|
"Have you ever tried to download videos from YouTube? I mean manually without relying on software like youtube-dl, yt-dlp or one of "these" websites. It's much more complicated than you might think." This reminds me of some sort of fizzbuzz test. This is not complicated at all. There is no need to use the Range header or run Javascript. The short script below does not download anything because there is no need. It does not use Range headers, it does not run Javascript and it makes only one TCP connection. With the JSON it fetches, one can simply extract the videoplayback URLs and put them in a locally-hosted HTML page with no Javascript. #!/bin/sh
# usage: echo videoId | $0 <-- this will indicate len to use
# usage: echo videoId | $0 len | openssl s_client -connect www.youtube.com:443 -ign_eof
# usage: $0 len < videoId-list | openssl s_client -connect www.youtube.com:443 -ign_eof
(
while read x;do
test ${#x} -eq 11||continue
if test $# -ne 1;then len=${#x};x=$(grep -m1 ^\{ $0|sed 's/\$x//'|wc -c);exec echo usage: ${0##*/} $((x+len));fi
cr=$(printf '\r');
sed "/^[a-zA-Z].*: /s/$/$cr/;s/^$/$cr/" << eof
POST /youtubei/v1/player?key=AIzaSyA8eiZmM1FaDVjRy-df2KTyQ_vz_yYM39w HTTP/1.1
Host: www.youtube.com
Content-Type: application/json
Content-Length: $1
Connection: keep-alive
{"context": {"client": {"clientName": "IOS", "clientVersion": "17.33.2" }}, "videoId": "$x", "params": "CgIQBg==", "playbackContext": {"contentPlaybackContext": {"html5Preference": "HTML5_PREF_WANTS"}}, "contentCheckOk": true, "racyCheckOk": true}
eof
done
printf '\r\n'
printf 'GET /robots.txt HTTP/1.0\r\nHost: www.youtube.com\r\nConnection: close\r\n\r\n';
)
For processing the JSON I wrote custom utilities in C that (a) extract videoIds and other useful strings, (b) generate HTTP similar to above, and (c) filter the returned JSON into CSV, SQL or HTML. For me, these run faster than Python and jq and are easier to edit.
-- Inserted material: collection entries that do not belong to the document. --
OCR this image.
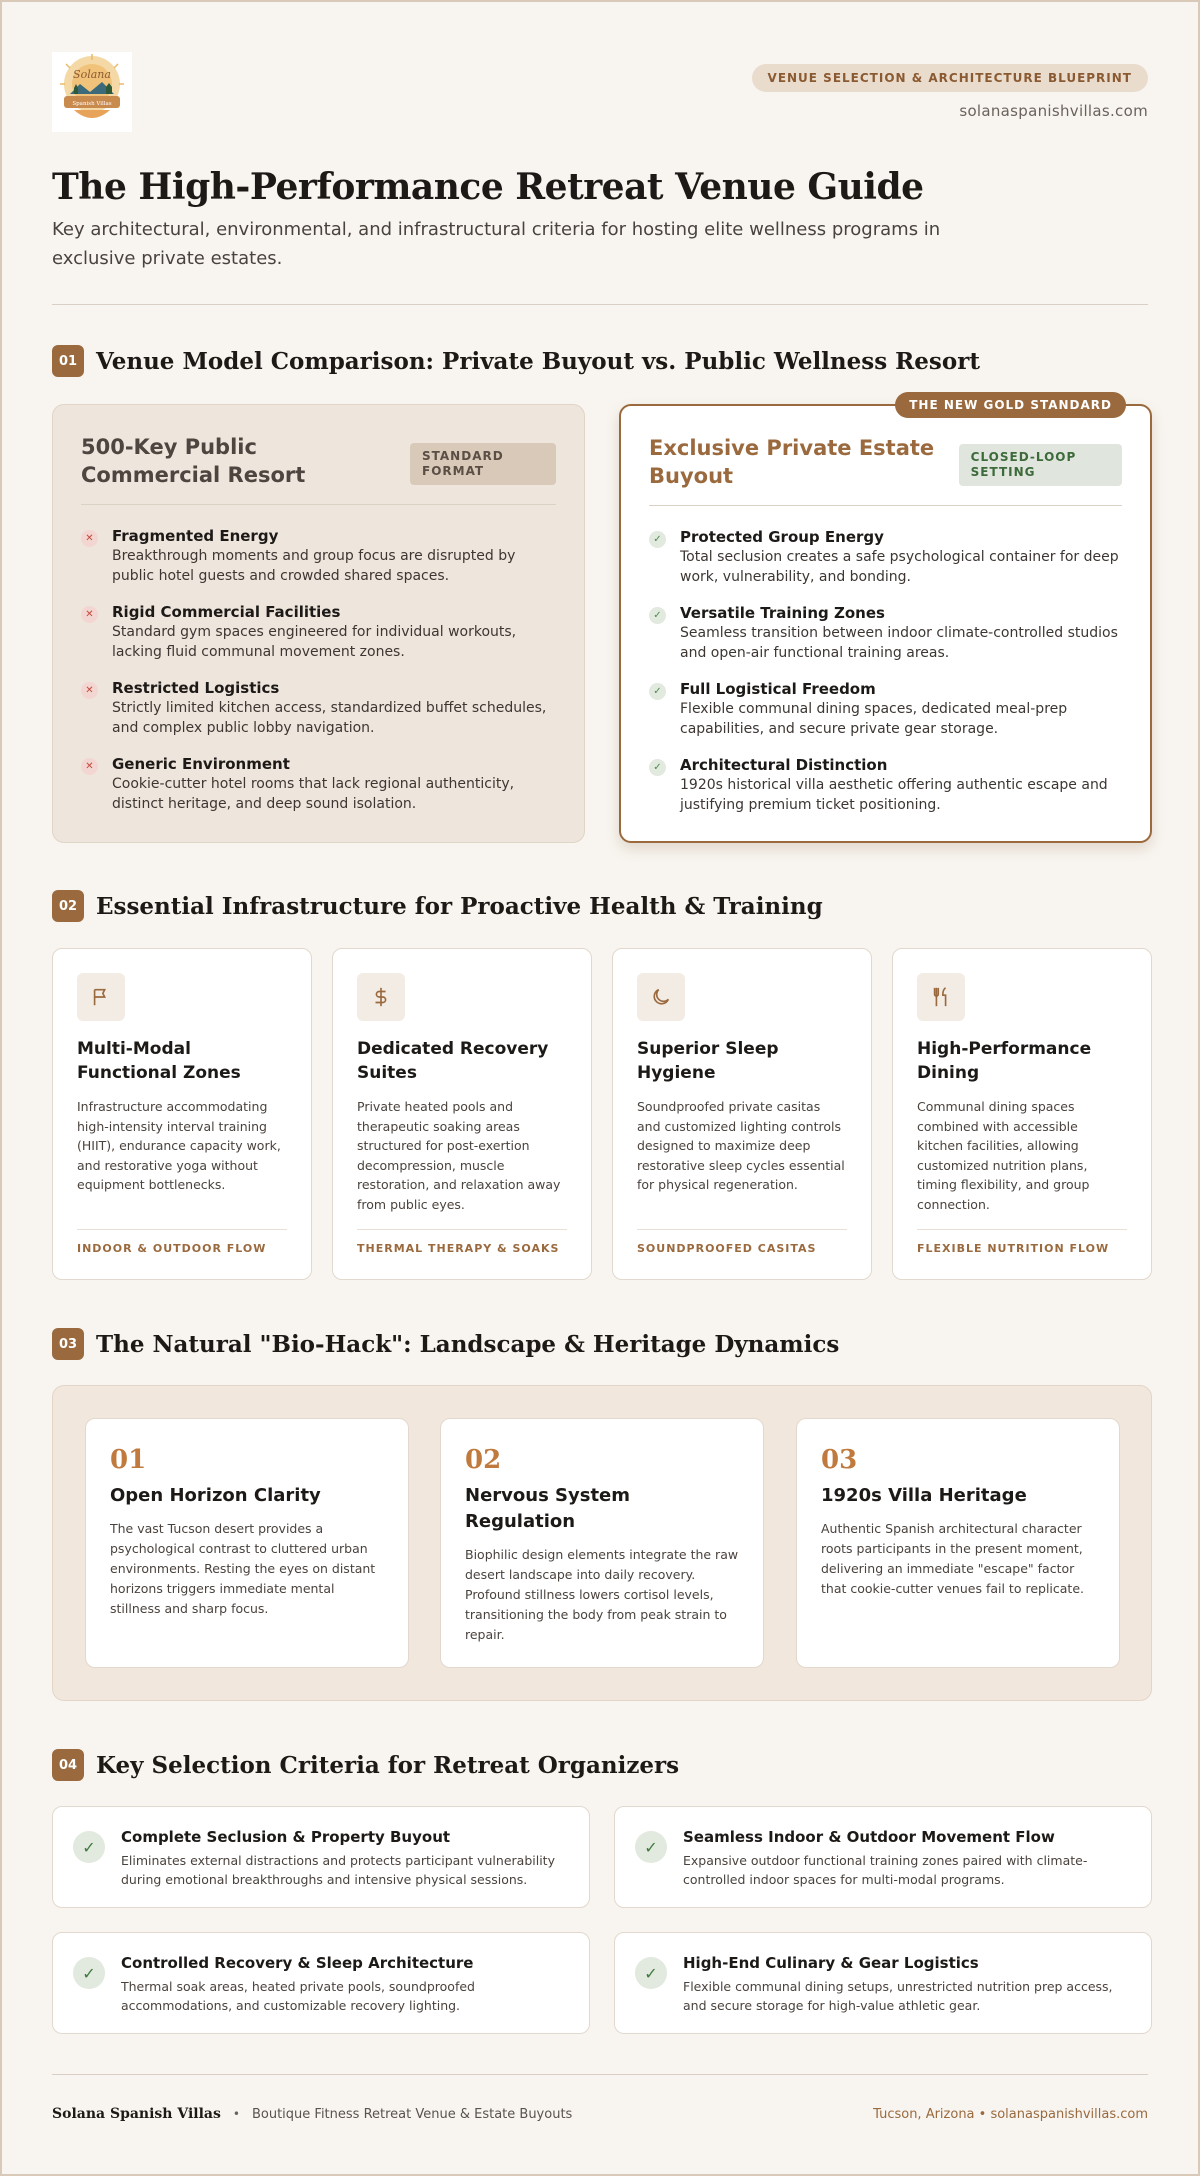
Solana
Spanish Villas
VENUE SELECTION & ARCHITECTURE BLUEPRINT
solanaspanishvillas.com
The High-Performance Retreat Venue Guide
Key architectural, environmental, and infrastructural criteria for hosting elite wellness programs in exclusive private estates.
01 Venue Model Comparison: Private Buyout vs. Public Wellness Resort
500-Key Public Commercial Resort
STANDARD FORMAT
✕ Fragmented Energy
Breakthrough moments and group focus are disrupted by public hotel guests and crowded shared spaces.
✕ Rigid Commercial Facilities
Standard gym spaces engineered for individual workouts, lacking fluid communal movement zones.
✕ Restricted Logistics
Strictly limited kitchen access, standardized buffet schedules, and complex public lobby navigation.
✕ Generic Environment
Cookie-cutter hotel rooms that lack regional authenticity, distinct heritage, and deep sound isolation.
THE NEW GOLD STANDARD
Exclusive Private Estate Buyout
CLOSED-LOOP SETTING
✓ Protected Group Energy
Total seclusion creates a safe psychological container for deep work, vulnerability, and bonding.
✓ Versatile Training Zones
Seamless transition between indoor climate-controlled studios and open-air functional training areas.
✓ Full Logistical Freedom
Flexible communal dining spaces, dedicated meal-prep capabilities, and secure private gear storage.
✓ Architectural Distinction
1920s historical villa aesthetic offering authentic escape and justifying premium ticket positioning.
02 Essential Infrastructure for Proactive Health & Training
Multi-Modal Functional Zones
Infrastructure accommodating high-intensity interval training (HIIT), endurance capacity work, and restorative yoga without equipment bottlenecks.
INDOOR & OUTDOOR FLOW
Dedicated Recovery Suites
Private heated pools and therapeutic soaking areas structured for post-exertion decompression, muscle restoration, and relaxation away from public eyes.
THERMAL THERAPY & SOAKS
Superior Sleep Hygiene
Soundproofed private casitas and customized lighting controls designed to maximize deep restorative sleep cycles essential for physical regeneration.
SOUNDPROOFED CASITAS
High-Performance Dining
Communal dining spaces combined with accessible kitchen facilities, allowing customized nutrition plans, timing flexibility, and group connection.
FLEXIBLE NUTRITION FLOW
03 The Natural "Bio-Hack": Landscape & Heritage Dynamics
01
Open Horizon Clarity
The vast Tucson desert provides a psychological contrast to cluttered urban environments. Resting the eyes on distant horizons triggers immediate mental stillness and sharp focus.
02
Nervous System Regulation
Biophilic design elements integrate the raw desert landscape into daily recovery. Profound stillness lowers cortisol levels, transitioning the body from peak strain to repair.
03
1920s Villa Heritage
Authentic Spanish architectural character roots participants in the present moment, delivering an immediate "escape" factor that cookie-cutter venues fail to replicate.
04 Key Selection Criteria for Retreat Organizers
✓
Complete Seclusion & Property Buyout
Eliminates external distractions and protects participant vulnerability during emotional breakthroughs and intensive physical sessions.
✓
Seamless Indoor & Outdoor Movement Flow
Expansive outdoor functional training zones paired with climate-controlled indoor spaces for multi-modal programs.
✓
Controlled Recovery & Sleep Architecture
Thermal soak areas, heated private pools, soundproofed accommodations, and customizable recovery lighting.
✓
High-End Culinary & Gear Logistics
Flexible communal dining setups, unrestricted nutrition prep access, and secure storage for high-value athletic gear.
Solana Spanish Villas • Boutique Fitness Retreat Venue & Estate Buyouts	Tucson, Arizona • solanaspanishvillas.com
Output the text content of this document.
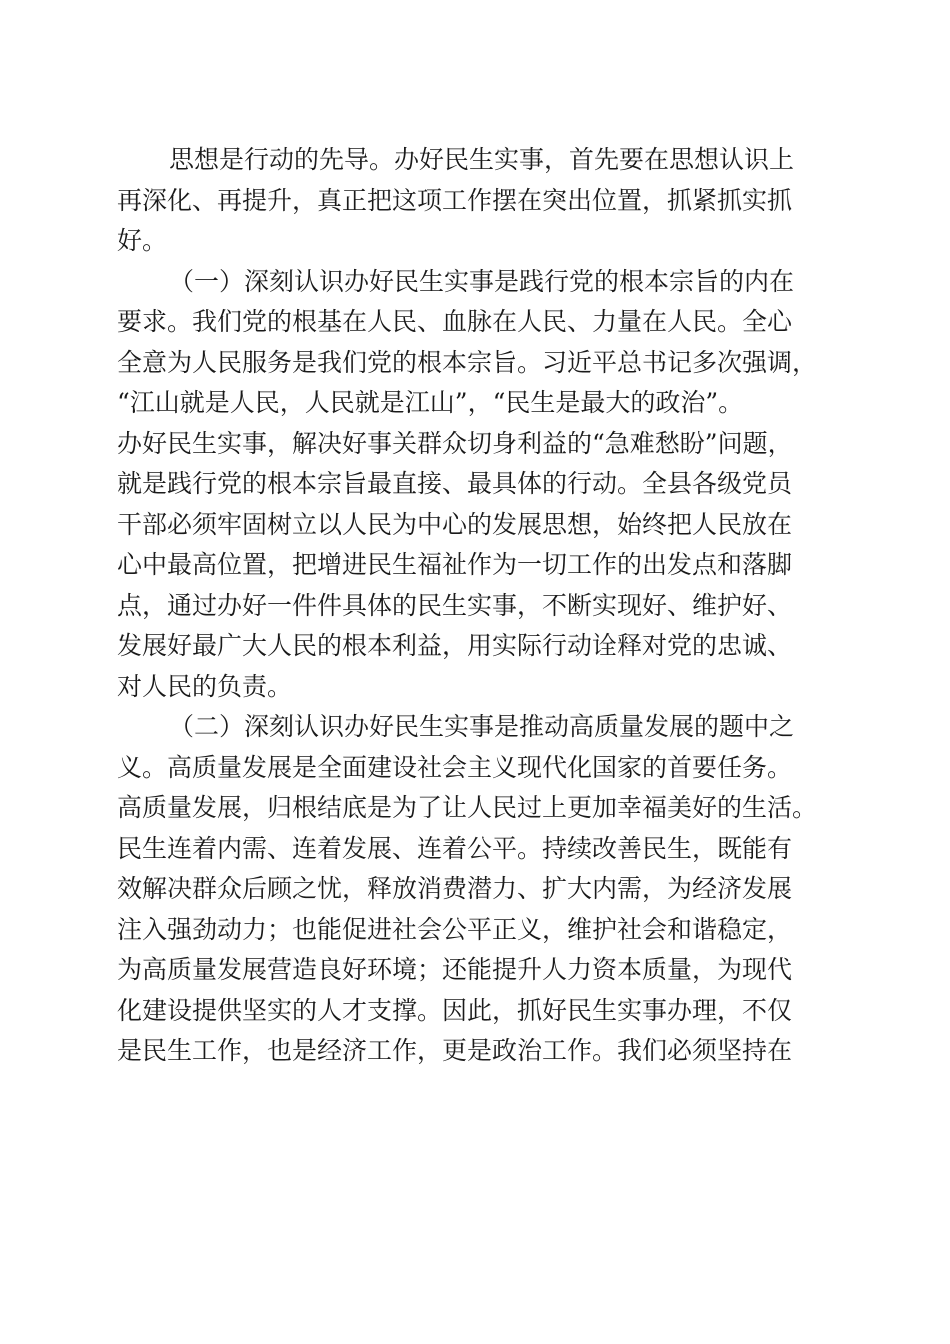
思想是行动的先导。办好民生实事，首先要在思想认识上
再深化、再提升，真正把这项工作摆在突出位置，抓紧抓实抓
好。
（一）深刻认识办好民生实事是践行党的根本宗旨的内在
要求。我们党的根基在人民、血脉在人民、力量在人民。全心
全意为人民服务是我们党的根本宗旨。习近平总书记多次强调，
“江山就是人民，人民就是江山”，“民生是最大的政治”。
办好民生实事，解决好事关群众切身利益的“急难愁盼”问题，
就是践行党的根本宗旨最直接、最具体的行动。全县各级党员
干部必须牢固树立以人民为中心的发展思想，始终把人民放在
心中最高位置，把增进民生福祉作为一切工作的出发点和落脚
点，通过办好一件件具体的民生实事，不断实现好、维护好、
发展好最广大人民的根本利益，用实际行动诠释对党的忠诚、
对人民的负责。
（二）深刻认识办好民生实事是推动高质量发展的题中之
义。高质量发展是全面建设社会主义现代化国家的首要任务。
高质量发展，归根结底是为了让人民过上更加幸福美好的生活。
民生连着内需、连着发展、连着公平。持续改善民生，既能有
效解决群众后顾之忧，释放消费潜力、扩大内需，为经济发展
注入强劲动力；也能促进社会公平正义，维护社会和谐稳定，
为高质量发展营造良好环境；还能提升人力资本质量，为现代
化建设提供坚实的人才支撑。因此，抓好民生实事办理，不仅
是民生工作，也是经济工作，更是政治工作。我们必须坚持在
Using these utilities I can also do full searches that return hundreds to thousands of results and I can easily exclude all "suggested" or "recommended" videos.CSV output 1666520150,23 Oct 2022 10:15:50 UTC,22,aqz-KE-bpKQ,"Big Buck Bunny 60fps 4K - Official Blender Foundation Short Film",00:10:35,635,UCSMOQeBJ2RAnuFungnQOxLg,19211597,"Blender" SQL output INSERT INTO t1(ts,utc,itag,vid,title,dur,len,cid,views,author) VALUES(1666520150,'23 Oct 2022 10:15:50 UTC',22,'aqz-KE-bpKQ','Big Buck Bunny 60fps 4K - Official Blender Foundation Short Film','00:10:35',635,'UCSMOQeBJ2RAnuFungnQOxLg',19211597,'Blender') ON CONFLICT(vid) DO UPDATE SET views=excluded.views; HTML output Looks just like CSV except vid is a hyperlink |